New Fire

Hipsters and Indians?

From 'Cowboys & Indians' to 'hipster headdresses', indigenous appropriation is a hot topic right now. On this week's New Fire, we talk to youth who are tackling it head-on.
A festival goer at the Isle of Wight Festival on Friday, June 12, 2015. (Photo by Jim Ross/Invision/AP)

From 'Cowboys & Indians' to 'hipster headdresses', cultural appropriation is a hot topic right now.

So on this week's New Fire, we talk to youth who are tackling cultural appropriation head-on... and give you tips on how to fight back against fashion racism.

  • As a traditional Dakota / Saulteaux dancer, Jacob Pratt practices his culture for a living.
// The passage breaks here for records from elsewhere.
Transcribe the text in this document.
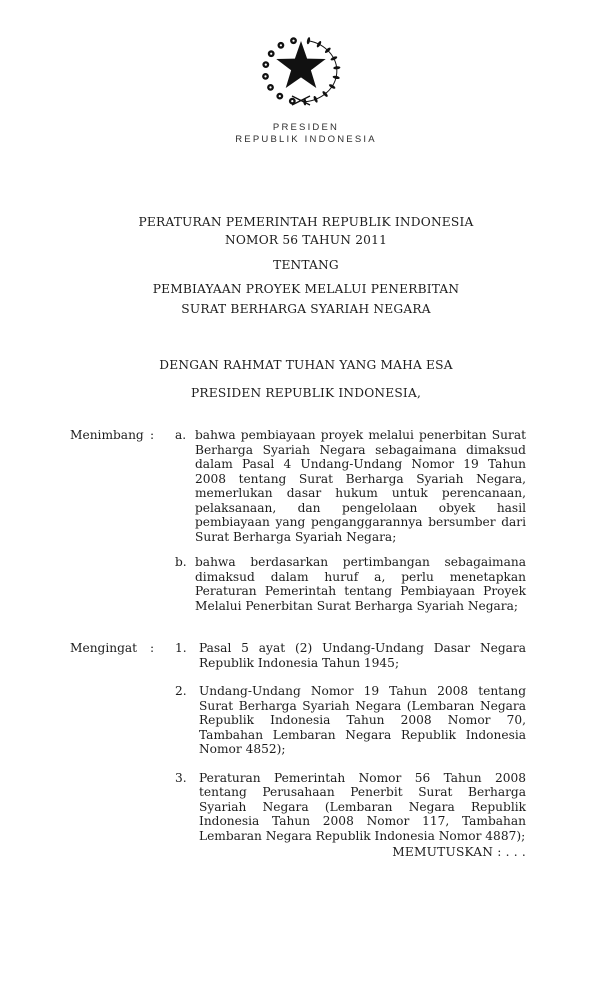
PRESIDEN
REPUBLIK INDONESIA
PERATURAN PEMERINTAH REPUBLIK INDONESIA
NOMOR 56 TAHUN 2011
TENTANG
PEMBIAYAAN PROYEK MELALUI PENERBITAN
SURAT BERHARGA SYARIAH NEGARA
DENGAN RAHMAT TUHAN YANG MAHA ESA
PRESIDEN REPUBLIK INDONESIA,
Menimbang :	a. bahwa pembiayaan proyek melalui penerbitan Surat Berharga Syariah Negara sebagaimana dimaksud dalam Pasal 4 Undang-Undang Nomor 19 Tahun 2008 tentang Surat Berharga Syariah Negara, memerlukan dasar hukum untuk perencanaan, pelaksanaan, dan pengelolaan obyek hasil pembiayaan yang penganggarannya bersumber dari Surat Berharga Syariah Negara;
b. bahwa berdasarkan pertimbangan sebagaimana dimaksud dalam huruf a, perlu menetapkan Peraturan Pemerintah tentang Pembiayaan Proyek Melalui Penerbitan Surat Berharga Syariah Negara;
Mengingat	:	1.	Pasal 5 ayat (2) Undang-Undang Dasar Negara Republik Indonesia Tahun 1945;
2.	Undang-Undang Nomor 19 Tahun 2008 tentang Surat Berharga Syariah Negara (Lembaran Negara Republik Indonesia Tahun 2008 Nomor 70, Tambahan Lembaran Negara Republik Indonesia Nomor 4852);
3.	Peraturan Pemerintah Nomor 56 Tahun 2008 tentang Perusahaan Penerbit Surat Berharga Syariah Negara (Lembaran Negara Republik Indonesia Tahun 2008 Nomor 117, Tambahan Lembaran Negara Republik Indonesia Nomor 4887);
MEMUTUSKAN : . . .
So when Jacob was invited to perform at a Swedish theme park for the summer, he jumped at the chance to share his talents and culture... that is, until he found himself in the wild west of cultural appropriation. 
  • So, what do you do if you run in to cultural appropriation? Whether it's headdress spotting at a music festival, or finding Navajo-printed panties at a department store - the New Fire Guide to Confronting Appropriation gives you three simple tips to fight back. 
  • For indigenous artists, commodifying your work can be complicated. Watching others pick up your craft can also be unsettling. As a young weaver, Meghann O'Brien faces the challenge of creating cultural art while making a living doing it - and weighs in on "trendy" traditional goods.